U.S. chefs know better but the regular consumer shopping at the supermarket just doesn’t know that the larger, thicker asparagus spears are the best-tasting ones.
Rick Durkin, director of business development for Crystal Valley Foods, based in Miami, said top U.S. chefs will pay a premium for jumbo and extra-large asparagus spears but U.S. consumers typically need a discount to buy that size. He said that is not the case in Europe, where the larger spears are a sought-after commodity.
“If I have four containers left (of the larger spears) after I finish servicing chefs, I have customers in Europe that will take them in a minute,” he said.
Durkin said the industry is partially to blame because it has not done a good job merchandising this product to the consumer. He said the industry’s advertising as well information on packages and recipe tags should tout the larger sizes and teach consumers how to use them. He said an effort should also be made to educate retail buyers and merchandisers who also toil under the misperception that the thin spears are the best. “Bigger really is better,” he quipped.
Durkin explained that each spear has the same number of fibers running the length of the spear whether it is pencil thin or as thick as a Magic Marker. “If it is thin, it has a greater percentage of fibrous material. If it is thick it has more meat or vegetable tissue, which makes it more tender when you cook it.

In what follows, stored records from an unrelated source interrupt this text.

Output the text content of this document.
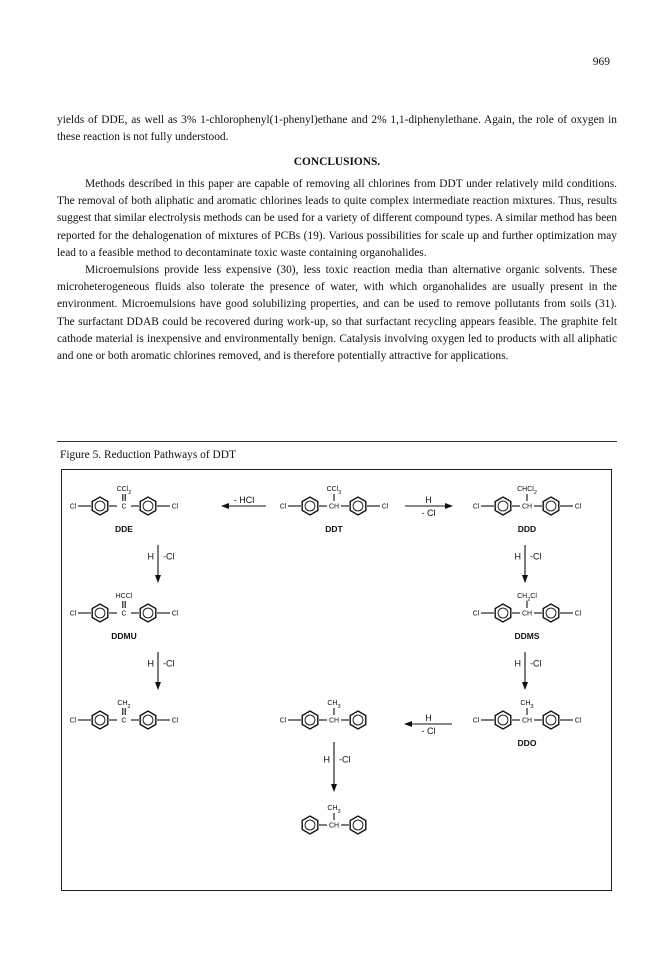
969

yields of DDE, as well as 3% 1-chlorophenyl(1-phenyl)ethane and 2% 1,1-diphenylethane. Again, the role of oxygen in these reaction is not fully understood.

CONCLUSIONS.

Methods described in this paper are capable of removing all chlorines from DDT under relatively mild conditions. The removal of both aliphatic and aromatic chlorines leads to quite complex intermediate reaction mixtures. Thus, results suggest that similar electrolysis methods can be used for a variety of different compound types. A similar method has been reported for the dehalogenation of mixtures of PCBs (19). Various possibilities for scale up and further optimization may lead to a feasible method to decontaminate toxic waste containing organohalides.

Microemulsions provide less expensive (30), less toxic reaction media than alternative organic solvents. These microheterogeneous fluids also tolerate the presence of water, with which organohalides are usually present in the environment. Microemulsions have good solubilizing properties, and can be used to remove pollutants from soils (31). The surfactant DDAB could be recovered during work-up, so that surfactant recycling appears feasible. The graphite felt cathode material is inexpensive and environmentally benign. Catalysis involving oxygen led to products with all aliphatic and one or both aromatic chlorines removed, and is therefore potentially attractive for applications.

Figure 5. Reduction Pathways of DDT
Cl	C	Cl
CCl$_2$
DDE
Cl	CH	Cl
CCl$_3$
DDT
Cl	CH	Cl
CHCl$_2$
DDD
Cl	C	Cl
HCCl
DDMU
Cl	CH	Cl
$CH_2Cl$
DDMS
Cl	C	Cl
$CH_2$
Cl	CH
$CH_3$
Cl	CH	Cl
$CH_3$
DDO
CH
$CH_3$
- HCl	H
- Cl
H -Cl	H -Cl
H -Cl	H -Cl
H
- Cl
H -Cl
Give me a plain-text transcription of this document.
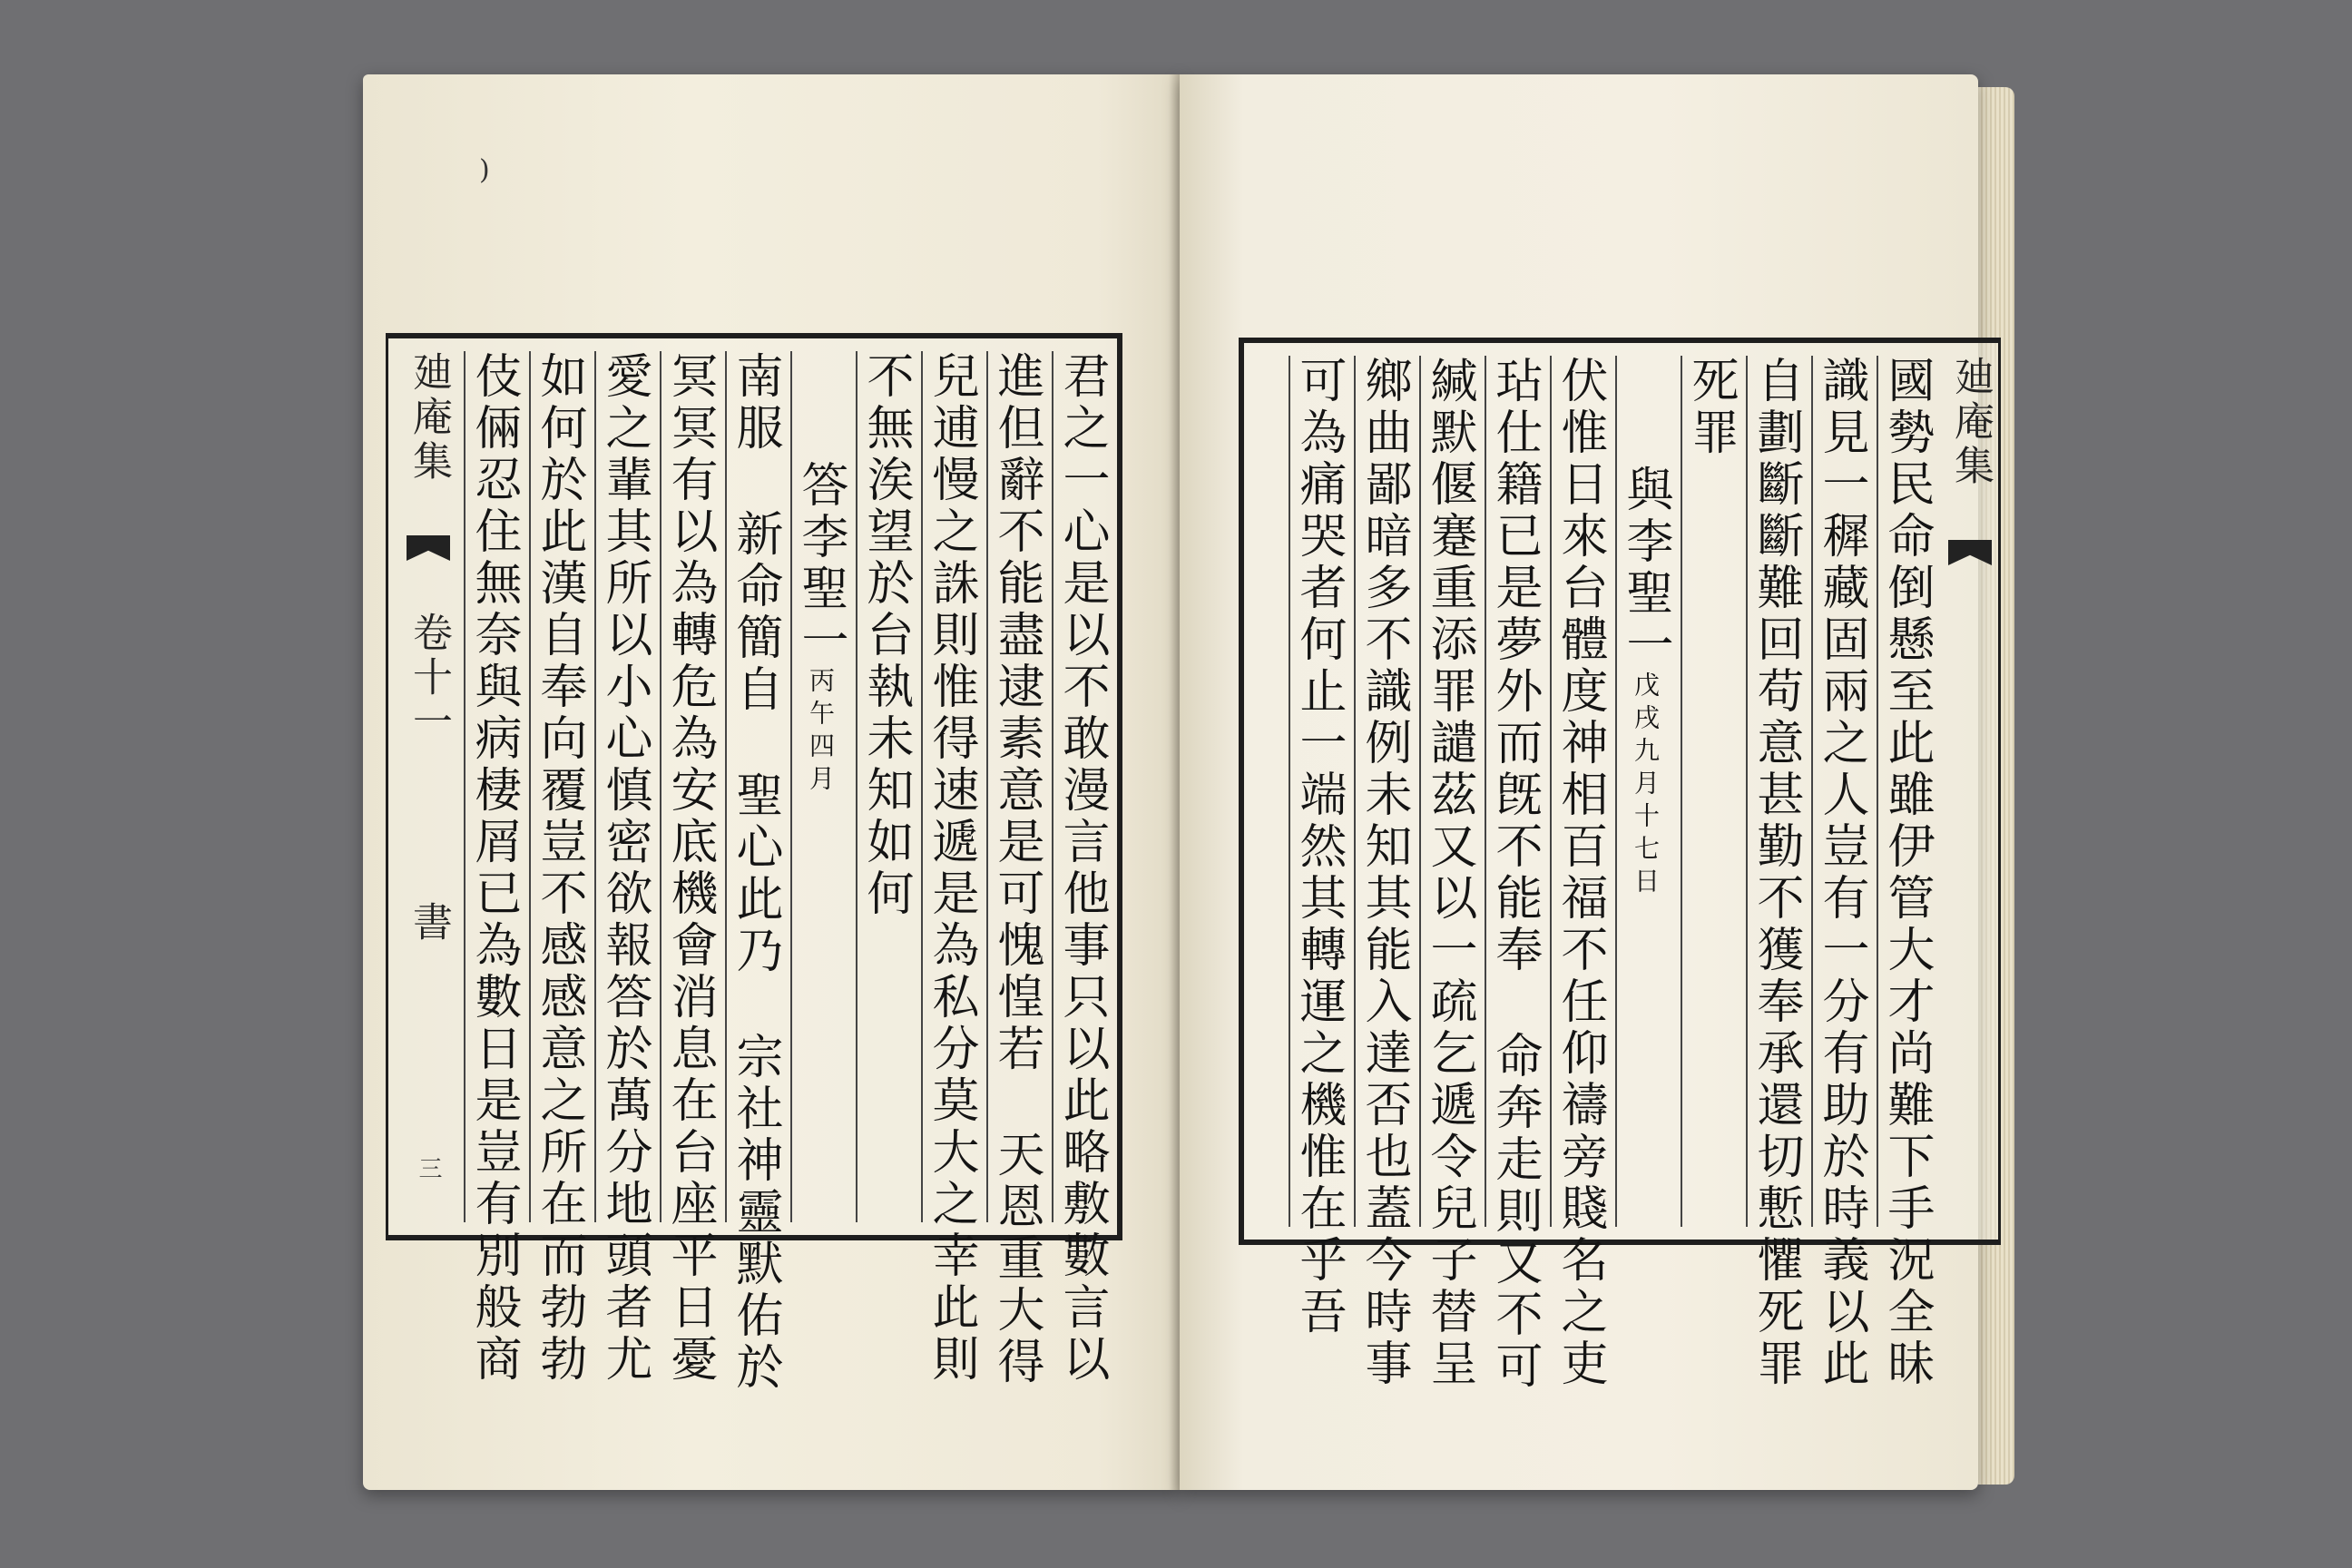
)
君之一心是以不敢漫言他事只以此略敷數言以
進但辭不能盡逮素意是可愧惶若天恩重大得
兒逋慢之誅則惟得速遞是為私分莫大之幸此則
不無涘望於台執未知如何
答李聖一丙午四月
南服新命簡自聖心此乃宗社神靈默佑於
冥冥有以為轉危為安底機會消息在台座平日憂
愛之輩其所以小心慎密欲報答於萬分地頭者尤
如何於此漢自奉向覆豈不感感意之所在而勃勃
伎倆忍住無奈與病棲屑已為數日是豈有別般商
廸庵集  卷十一  書  三
廸庵集
國勢民命倒懸至此雖伊管大才尚難下手況全昧
識見一穉藏固兩之人豈有一分有助於時義以此
自劃斷斷難回苟意甚勤不獲奉承還切慙懼死罪
死罪
與李聖一戊戌九月十七日
伏惟日來台體度神相百福不任仰禱旁賤名之吏
玷仕籍已是夢外而旣不能奉命奔走則又不可
緘默偃蹇重添罪譴茲又以一疏乞遞令兒子替呈
鄉曲鄙暗多不識例未知其能入達否也蓋今時事
可為痛哭者何止一端然其轉運之機惟在乎吾
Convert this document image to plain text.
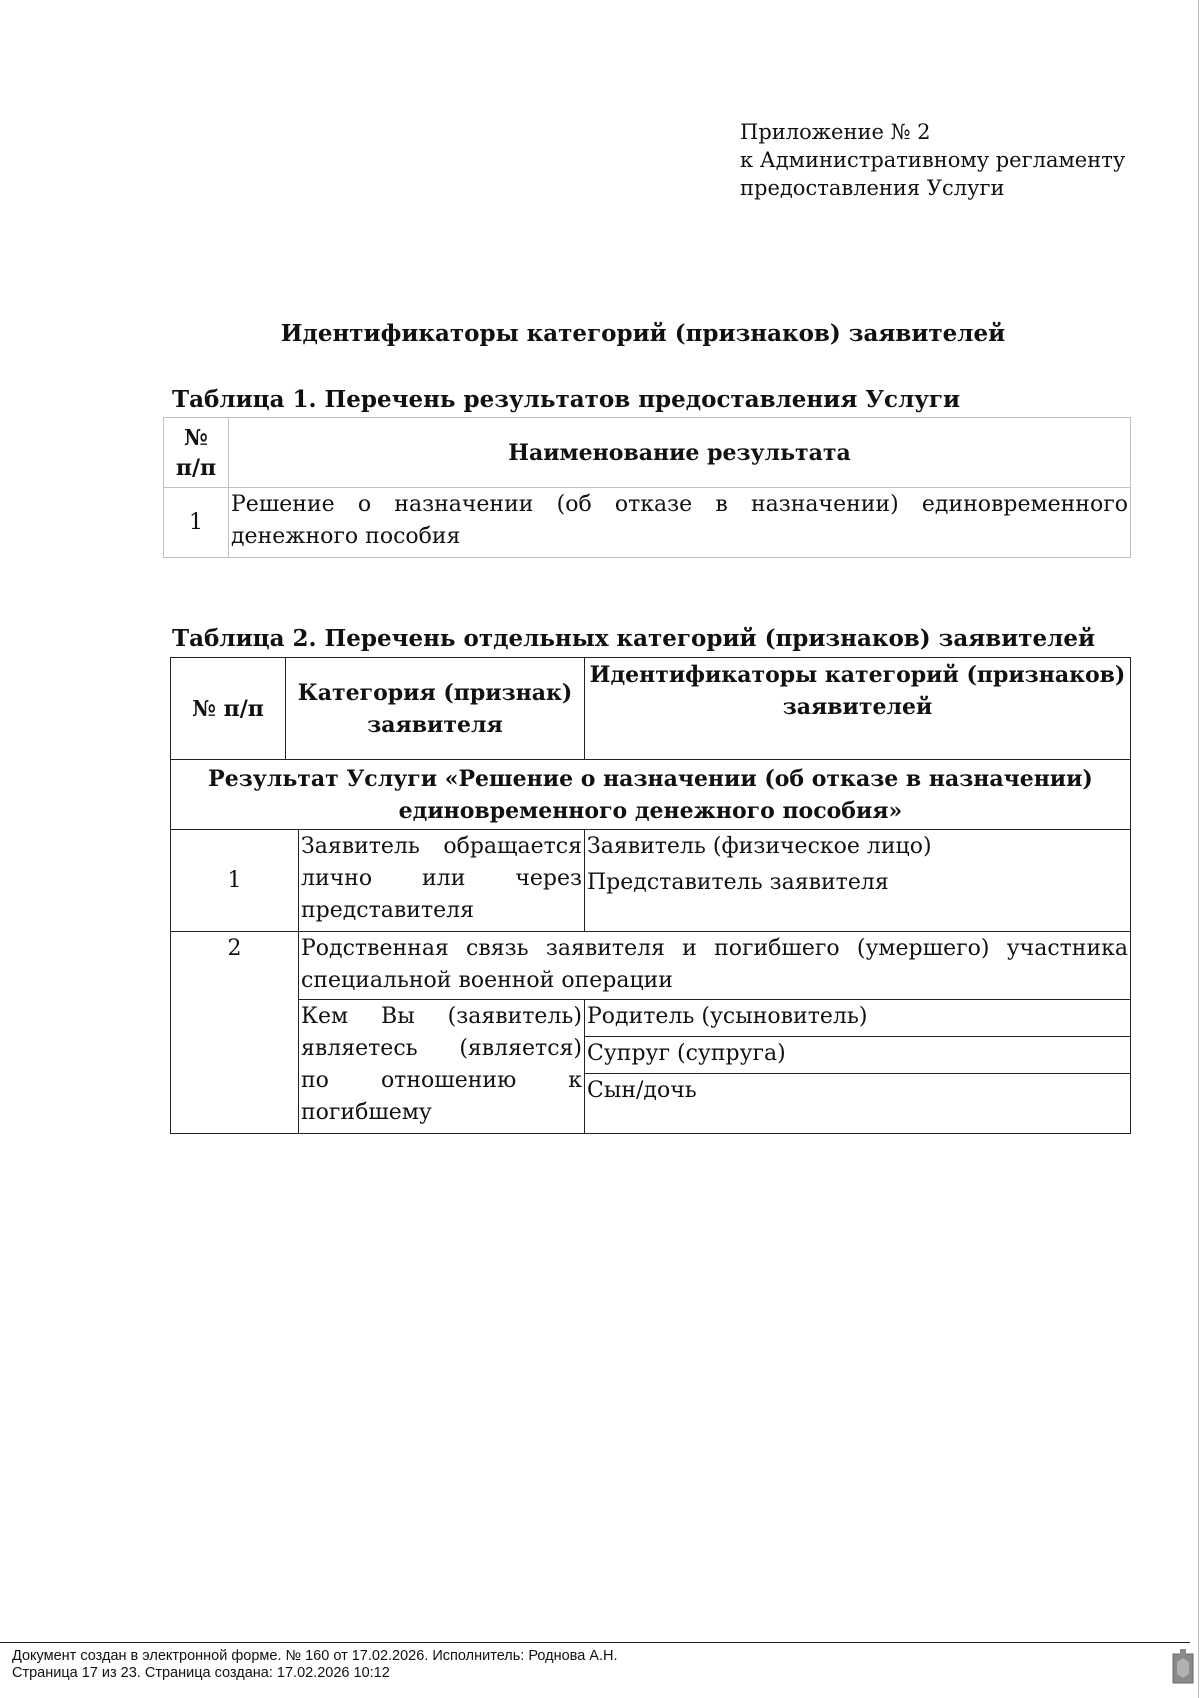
Приложение № 2
к Административному регламенту
предоставления Услуги
Идентификаторы категорий (признаков) заявителей
Таблица 1. Перечень результатов предоставления Услуги
№
п/п	Наименование результата
1	Решение о назначении (об отказе в назначении) единовременного денежного пособия
Таблица 2. Перечень отдельных категорий (признаков) заявителей
№ п/п	Категория (признак) заявителя		Идентификаторы категорий (признаков) заявителей
Результат Услуги «Решение о назначении (об отказе в назначении) единовременного денежного пособия»			
1		Заявитель обращается лично или через представителя	Заявитель (физическое лицо)
Представитель заявителя

2		Родственная связь заявителя и погибшего (умершего) участника специальной военной операции	
		Кем Вы (заявитель) являетесь (является) по отношению к погибшему	Родитель (усыновитель)
			Супруг (супруга)
			Сын/дочь
Документ создан в электронной форме. № 160 от 17.02.2026. Исполнитель: Роднова А.Н.
Страница 17 из 23. Страница создана: 17.02.2026 10:12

While most chef know this, Durkin said many still undercook it, especially when grilling. “You have to cook it like a good steak,” he said. “It needs 10 to 12 minutes on the grill. If you do that, the sugars in the asparagus will caramelize and it can taste like a shiitake mushroom.”
While these previous paragraphs might seem more like a culinary lesson than a merchandising tip from a produce supplier, they do have applicability in the marketing of Peruvian asparagus. Maybe because Europeans have been eating the better, more-tender spears, green asparagus sales in that part of the world have been growing tremendously. This additional market for Peru’s growers and shippers has increased the demand for their product and caused it to be higher priced in the United States. “The European market is very strong right now,” Durkin said. “Because of the exchange rate, Peruvian shippers get more bang for their buck by going to Europe, and the demand is up.”
As a company, Durkin said Crystal Valley is focused on the U.S. market but the European understanding of larger sizes does give him an outlet for that product when it is in abundance. The firm’s focus on servicing the entire United States was never more evident than last fall when Crystal Valley opened an office on the Los Angeles Wholesale Produce Market. Durkin said the office, its loading dock and a companion loading dock farther north in Salinas, CA, allow the company to service its customers from Miami, Los Angeles and Salinas.
Most of the company’s asparagus is flown into Miami, and then fumigated and certified before it is trucked to the West Coast or delivered directly to customers throughout the country. “We have had direct lift (airfreighting) to L.A., but in many cases we get it there faster by coming through Miami and team trucking it to L.A. in three days.”
He said there is not very much air freight capacity from Peru to Los Angeles and what is available is expensive. The Los Angeles office is staffed by several sales and sourcing specialists, including Sales Manager Brian Douglas and his team: Marcelino Valencia, sales; Bernadette Berumen, sales; Anthony Feria, sales coordinator; and Hector Carillo, market sales.
Besides offering more sales opportunities, Crystal Valley used the Southern California team as a conduit to sourcing product in Mexico and California. While Peruvian asparagus continues to be the company’s number one product, Durkin said the firm has seen growth in products such as bok choy, snow peas and French beans. “Twenty years ago, Peruvian asparagus represented 90 percent of our volume; today we have grown that volume to 1.5 million cartons, but it is probably only 40 percent of our business.”